I thought I read something mentioning this lately but I don't remember if it was answered.
Has there ever been a barrel proof straight rye? I'm not talking about Old Potrero as even though it is technically a straight rye it's a single malt and doesn't really taste like a straight rye.
If there hasn't I think a fifth installment of the Antique Collection is warranted.
Ken Weber, are you listening?
Are you sure you'd want a barrel strength rye? To me rye is so much stronger in taste and spice than bourbon that to try to drink it straight from the barrel would put my taste buds on sensory overload and ruin the experience. It might be desired by a discerning few but I doubt BT would see the product as having sales potential greater than the cost for bringing it to the public. Of course I have been wrong before. Once.

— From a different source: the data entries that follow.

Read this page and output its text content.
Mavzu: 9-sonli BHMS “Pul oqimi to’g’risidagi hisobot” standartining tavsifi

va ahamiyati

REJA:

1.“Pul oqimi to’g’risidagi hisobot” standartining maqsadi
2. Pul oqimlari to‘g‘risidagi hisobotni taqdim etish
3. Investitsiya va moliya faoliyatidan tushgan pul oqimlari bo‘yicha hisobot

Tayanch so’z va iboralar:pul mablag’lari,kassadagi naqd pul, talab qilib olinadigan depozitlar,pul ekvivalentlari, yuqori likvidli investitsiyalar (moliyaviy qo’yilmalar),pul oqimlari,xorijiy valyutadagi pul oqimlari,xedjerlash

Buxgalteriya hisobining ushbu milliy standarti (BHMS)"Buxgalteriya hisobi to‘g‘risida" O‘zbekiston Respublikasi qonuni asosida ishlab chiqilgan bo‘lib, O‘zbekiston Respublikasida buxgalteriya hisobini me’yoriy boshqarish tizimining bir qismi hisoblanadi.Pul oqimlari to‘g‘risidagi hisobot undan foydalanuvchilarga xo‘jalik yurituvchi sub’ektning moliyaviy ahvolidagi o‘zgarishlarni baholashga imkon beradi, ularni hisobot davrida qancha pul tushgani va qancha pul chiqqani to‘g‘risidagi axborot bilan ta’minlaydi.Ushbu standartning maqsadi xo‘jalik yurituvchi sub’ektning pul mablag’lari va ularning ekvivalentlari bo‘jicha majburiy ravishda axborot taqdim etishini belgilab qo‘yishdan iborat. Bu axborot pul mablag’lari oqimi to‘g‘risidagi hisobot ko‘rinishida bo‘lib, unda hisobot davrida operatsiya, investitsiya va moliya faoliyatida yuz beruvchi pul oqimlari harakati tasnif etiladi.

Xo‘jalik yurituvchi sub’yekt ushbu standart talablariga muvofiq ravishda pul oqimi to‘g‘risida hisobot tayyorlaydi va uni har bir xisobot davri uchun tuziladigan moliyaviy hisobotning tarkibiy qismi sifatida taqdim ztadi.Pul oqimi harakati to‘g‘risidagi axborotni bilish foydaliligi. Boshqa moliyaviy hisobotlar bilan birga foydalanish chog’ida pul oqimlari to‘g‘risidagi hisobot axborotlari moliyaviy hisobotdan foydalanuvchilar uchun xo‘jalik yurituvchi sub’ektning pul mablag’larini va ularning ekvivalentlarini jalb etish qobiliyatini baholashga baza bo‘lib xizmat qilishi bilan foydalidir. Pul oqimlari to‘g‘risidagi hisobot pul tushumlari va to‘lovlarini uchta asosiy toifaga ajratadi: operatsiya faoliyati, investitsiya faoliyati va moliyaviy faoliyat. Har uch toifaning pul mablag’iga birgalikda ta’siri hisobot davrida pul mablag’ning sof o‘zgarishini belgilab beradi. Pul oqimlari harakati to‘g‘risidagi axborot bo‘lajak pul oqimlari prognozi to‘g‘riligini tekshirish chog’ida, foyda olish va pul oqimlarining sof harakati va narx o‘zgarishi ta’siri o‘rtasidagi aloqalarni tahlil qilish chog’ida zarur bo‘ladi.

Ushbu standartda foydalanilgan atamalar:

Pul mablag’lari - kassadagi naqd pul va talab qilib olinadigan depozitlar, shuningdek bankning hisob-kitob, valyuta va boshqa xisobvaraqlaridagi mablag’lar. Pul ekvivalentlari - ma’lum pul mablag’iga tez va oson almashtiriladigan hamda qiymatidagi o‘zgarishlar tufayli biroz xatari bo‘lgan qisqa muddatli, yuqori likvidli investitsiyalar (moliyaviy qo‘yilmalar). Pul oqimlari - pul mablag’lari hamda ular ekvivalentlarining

I tasted the Sazerac 18 straight from the barrel (purely for research purposes) and found the flavor soooo overwhelming I could not even begin to describe it. As a matter of fact, I still don't know if I liked it or not. While I am not a big fan of whiskey that old, the taste was just too intense to truly enjoy.
I think we all need to conduct that experiment on barrel strength Saz.
How can that be accomplished?
any idea on what the barrel proof was?
Yeah it could have ben really high. Think about it, it was entered into the barrel at the same proof as Stagg is and is about 3 yrs older. You could be looking at a 145 proof sample.
Besides right now BT seems to be a bit short on rye the Saz release was the smallest bottling of the Antique Collection this year and the Jr was also released in a small amount. Think how much less there would have been if it didn't get cut to proof. While I'd like to have a 100 or higher proof version of Saz I'd much rather be able to get my hands on some at 90proof than be outta luck at a higher proof.
This is my idea so I'm in. I'll see Mr. Weber on Monday for my private tasting. I'll let you know how it goes!
Saz 18YO ran between 129.8 and 135.6 for the barrels that were tasted for approvals this year. I personally love the Saz 18YO at Barrel strength however for approval testing we cut the samples to ~40`proof.